The Charleston shooting was exactly one year ago today.
A young, white gunman entered a historically black church in Charleston, South Carolina, and gunned down nine people as they worshipped. The victims welcomed him into their Bible study, but the hate in his heart led him to open fire.
When one of the victims tried to talk the shooter out of it, he stated,
I have to do it. You rape our women and you're taking over our country. And you have to go.
He later told investigators that he wanted to start a race war.
I have to do it.
This horrendous crime stands as a tragic reminder that the vicious current of hatred still flows through many parts of the United States.

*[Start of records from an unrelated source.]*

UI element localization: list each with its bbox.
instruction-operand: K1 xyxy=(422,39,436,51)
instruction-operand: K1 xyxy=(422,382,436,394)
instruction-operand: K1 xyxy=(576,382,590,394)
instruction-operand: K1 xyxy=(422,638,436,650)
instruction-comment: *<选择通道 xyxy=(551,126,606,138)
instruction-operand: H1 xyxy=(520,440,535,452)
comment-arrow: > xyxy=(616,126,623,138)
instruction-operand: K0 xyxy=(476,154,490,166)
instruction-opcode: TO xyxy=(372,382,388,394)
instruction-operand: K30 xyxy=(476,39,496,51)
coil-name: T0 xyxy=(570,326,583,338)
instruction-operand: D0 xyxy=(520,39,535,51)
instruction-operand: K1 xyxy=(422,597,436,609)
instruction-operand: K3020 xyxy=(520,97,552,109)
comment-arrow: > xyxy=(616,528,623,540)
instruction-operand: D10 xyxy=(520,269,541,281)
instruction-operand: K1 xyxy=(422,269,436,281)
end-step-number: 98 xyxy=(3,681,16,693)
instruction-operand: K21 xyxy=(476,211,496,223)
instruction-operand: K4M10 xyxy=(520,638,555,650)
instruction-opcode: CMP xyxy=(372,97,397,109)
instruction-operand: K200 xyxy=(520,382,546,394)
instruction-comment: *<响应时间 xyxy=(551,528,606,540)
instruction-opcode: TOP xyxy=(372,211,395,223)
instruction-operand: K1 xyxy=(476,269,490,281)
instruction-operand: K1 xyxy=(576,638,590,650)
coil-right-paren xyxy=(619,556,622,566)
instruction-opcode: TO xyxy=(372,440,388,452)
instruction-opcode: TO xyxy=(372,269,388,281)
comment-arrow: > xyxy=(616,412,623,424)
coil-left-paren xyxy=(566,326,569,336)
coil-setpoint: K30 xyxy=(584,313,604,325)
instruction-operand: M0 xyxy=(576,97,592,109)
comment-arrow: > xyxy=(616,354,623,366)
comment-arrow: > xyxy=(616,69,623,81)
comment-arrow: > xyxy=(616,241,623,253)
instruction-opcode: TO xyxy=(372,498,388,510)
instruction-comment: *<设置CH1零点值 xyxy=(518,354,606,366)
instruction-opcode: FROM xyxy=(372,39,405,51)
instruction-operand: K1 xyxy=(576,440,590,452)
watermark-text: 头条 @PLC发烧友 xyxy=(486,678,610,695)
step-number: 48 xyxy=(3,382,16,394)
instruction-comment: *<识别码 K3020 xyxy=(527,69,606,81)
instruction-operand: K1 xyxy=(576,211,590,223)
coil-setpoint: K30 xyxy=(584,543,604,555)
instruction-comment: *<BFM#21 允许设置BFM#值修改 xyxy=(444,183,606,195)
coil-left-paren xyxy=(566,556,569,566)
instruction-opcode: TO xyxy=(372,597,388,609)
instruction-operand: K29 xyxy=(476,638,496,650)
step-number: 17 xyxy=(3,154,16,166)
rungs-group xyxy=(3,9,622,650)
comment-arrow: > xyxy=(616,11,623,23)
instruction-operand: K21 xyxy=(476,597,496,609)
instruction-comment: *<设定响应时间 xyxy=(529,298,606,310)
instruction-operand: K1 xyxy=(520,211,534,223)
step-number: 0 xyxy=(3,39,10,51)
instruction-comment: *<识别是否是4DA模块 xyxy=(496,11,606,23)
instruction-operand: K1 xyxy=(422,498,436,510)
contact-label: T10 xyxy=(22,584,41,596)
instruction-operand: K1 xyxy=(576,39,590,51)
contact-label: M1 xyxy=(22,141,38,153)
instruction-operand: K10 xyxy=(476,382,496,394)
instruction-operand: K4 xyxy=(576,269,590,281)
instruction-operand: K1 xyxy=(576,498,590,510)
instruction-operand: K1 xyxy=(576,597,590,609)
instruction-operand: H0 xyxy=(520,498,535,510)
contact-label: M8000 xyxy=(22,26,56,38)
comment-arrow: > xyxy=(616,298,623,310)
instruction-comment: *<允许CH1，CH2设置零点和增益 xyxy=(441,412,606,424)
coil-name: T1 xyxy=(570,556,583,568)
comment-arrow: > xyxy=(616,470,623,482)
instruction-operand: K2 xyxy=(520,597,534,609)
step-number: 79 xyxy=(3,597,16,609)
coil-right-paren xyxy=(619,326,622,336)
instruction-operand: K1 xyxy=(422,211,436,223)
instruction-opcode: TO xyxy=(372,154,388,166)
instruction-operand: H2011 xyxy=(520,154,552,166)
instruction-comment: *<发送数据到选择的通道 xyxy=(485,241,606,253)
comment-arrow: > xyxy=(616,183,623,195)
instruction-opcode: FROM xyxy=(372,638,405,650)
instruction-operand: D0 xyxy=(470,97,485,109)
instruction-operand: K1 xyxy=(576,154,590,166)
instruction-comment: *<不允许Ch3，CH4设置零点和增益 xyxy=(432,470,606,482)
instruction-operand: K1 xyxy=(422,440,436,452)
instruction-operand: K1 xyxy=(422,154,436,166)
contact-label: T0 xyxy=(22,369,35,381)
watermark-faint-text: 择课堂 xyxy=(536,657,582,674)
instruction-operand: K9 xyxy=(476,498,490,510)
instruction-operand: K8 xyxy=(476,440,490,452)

There are many who would like to believe we live in a post-racial society. They argue that African Americans now have equal rights, and that we even have a black president. So, racism must be a thing of the past.
Unfortunately, this couldn't be further from the truth.
Hate crimes are still far too common. Moreover, in terms of racially motivated hate crimes, African Americans are the most likely to be targeted.
FBI data shows that 47 percent of hate crimes in 2014 (the year from which the latest numbers are available) were racially motivated. Law enforcement officials reported that 3,081 single-bias hate crime offenses were racially motivated in 2014, and of these offenses, 63.5 percent were the product of anti-black or African American bias.
Racism continues to exist in the United States in many forms. To deny this is to insult the memories of the nine innocent people who lost their lives on June 17, 2015.
We owe it to these individuals to acknowledge that we have not yet established a fully equal and tolerant society. Perhaps we never will.
But that doesn't mean it's not something to strive toward.
We can't afford to fall into complacency when it comes to the bigotry that continues to plague America.
Correspondingly, it's important we acknowledge that the shooting at a gay nightclub in Orlando last Sunday was also the product of hate.
The LGBTQ+ community is more likely than any other minority group to be subjected to hate crimes.
LGBTQ+ people are twice as likely to experience hate crimes than African Americans. Gay marriage might be legal nationwide, but it's quite clear that not everyone is happy about it.
Just because something is accepted by law, that doesn't mean it's accepted or tolerated by society.
We need to remember this with regard to race, ethnicity, religion, sexual orientation, disabilities, gender and beyond.
If we truly want to honor the victims in crimes like the shootings in Charleston and Orlando, we have to remember that hate crimes are a common problem in this country.